Each of these areas has positive values and also can decay into negative value.
It was Allen Bloom in his Closing of the American Mind that saw these two streams colliding and creating a crisis, or maybe even an explosion that would destroy both.

In Lithuanian yeshivas there is an attempt to remedy this situation with  a return to the Middle Ages. That is what we call learning Rishonim (medieval authorities). The idea here is that the Middle ages was a time when there was tremendous human effort spent of resolving the clefts between Faith and Reason. [Besides that it is true that Rishonim are on a vastly superior level than later authorities. This is not just propaganda. You can see it almost anywhere.]

But a simple return to the Middle Ages would only reproduce the exact conditions that made the enlightenment necessary and inevitable. Thus I am not in any better place than Allen Bloom to offer any answers. However, I do think the Litvak (Lithuanian) yeshivas are definitely n the right track.

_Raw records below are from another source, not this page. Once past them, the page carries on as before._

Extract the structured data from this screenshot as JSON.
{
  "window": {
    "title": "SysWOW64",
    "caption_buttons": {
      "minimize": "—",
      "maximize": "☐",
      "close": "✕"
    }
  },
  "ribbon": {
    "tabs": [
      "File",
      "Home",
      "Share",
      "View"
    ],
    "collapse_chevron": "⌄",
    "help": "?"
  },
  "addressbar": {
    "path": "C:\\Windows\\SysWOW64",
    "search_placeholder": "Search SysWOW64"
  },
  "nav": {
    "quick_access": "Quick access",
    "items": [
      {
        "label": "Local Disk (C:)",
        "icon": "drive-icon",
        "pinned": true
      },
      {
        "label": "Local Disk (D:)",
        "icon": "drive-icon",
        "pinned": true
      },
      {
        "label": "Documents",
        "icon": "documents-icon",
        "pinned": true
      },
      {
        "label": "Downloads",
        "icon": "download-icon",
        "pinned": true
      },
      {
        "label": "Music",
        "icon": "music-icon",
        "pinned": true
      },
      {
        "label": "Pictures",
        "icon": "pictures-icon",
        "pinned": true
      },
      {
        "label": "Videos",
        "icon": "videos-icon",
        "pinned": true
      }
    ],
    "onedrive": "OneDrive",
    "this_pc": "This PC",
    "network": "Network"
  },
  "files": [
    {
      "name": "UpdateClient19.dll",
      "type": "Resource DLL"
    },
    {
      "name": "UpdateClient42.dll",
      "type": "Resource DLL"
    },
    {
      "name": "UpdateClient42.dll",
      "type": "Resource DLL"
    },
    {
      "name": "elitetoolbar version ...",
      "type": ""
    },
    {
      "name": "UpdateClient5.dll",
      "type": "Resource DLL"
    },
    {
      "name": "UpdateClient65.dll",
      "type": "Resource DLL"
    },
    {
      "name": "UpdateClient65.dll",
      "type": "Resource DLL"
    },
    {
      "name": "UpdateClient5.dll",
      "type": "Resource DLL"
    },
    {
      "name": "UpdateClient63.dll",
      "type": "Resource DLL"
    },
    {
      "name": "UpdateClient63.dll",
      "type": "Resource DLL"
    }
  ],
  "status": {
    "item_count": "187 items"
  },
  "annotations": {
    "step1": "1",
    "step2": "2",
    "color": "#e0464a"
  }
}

My own approach is to take the Rambam's idea Torah, Physics Metaphysics and just to go with that.
That is I try have a kind of wholeness and balance between the two poles. Balance does not mean unconnected parts. I don't separate Reason and Faith. Think of car parts all lying in a pile. That is you have every single components of a car but they are not connected. That is not a car. A car has the same components, but they are all attached properly. That is the idea of Faith and Reason that I have. For me Faith and Reason are two components that are attached, and work together.

I should mention that I have a lot of reason to think that self education is important. So when I talk about Torah, Physics, and Metaphysics I am not talking about universities but rather what you do in the privacy for your own home. I got this idea from my own father. Also I should mention this was how Abraham Lincoln got his education. He was self taught. And besides that I discovered in university anyway that most of the learning had to be done on my own. The professors were there to bring me up to a higher level of expertise than what I could do on my own. But the ground work always had to be done by myself.
 When the Rambam says  Physics and Metaphysics he is referring to the two books of Aristotle by those names. However he means the  disciplines as the ancient Greeks understood them. You can see this when he says what teh sages of the Talmud call מעשה מרכבה and מעשה בראשית they means Physics and Metaphysics as the ancient Greeks understood them. So even though he had a chance to say he means the books of Aristotle exclusively he did not say so. So he clearly meant the disciplines themselves.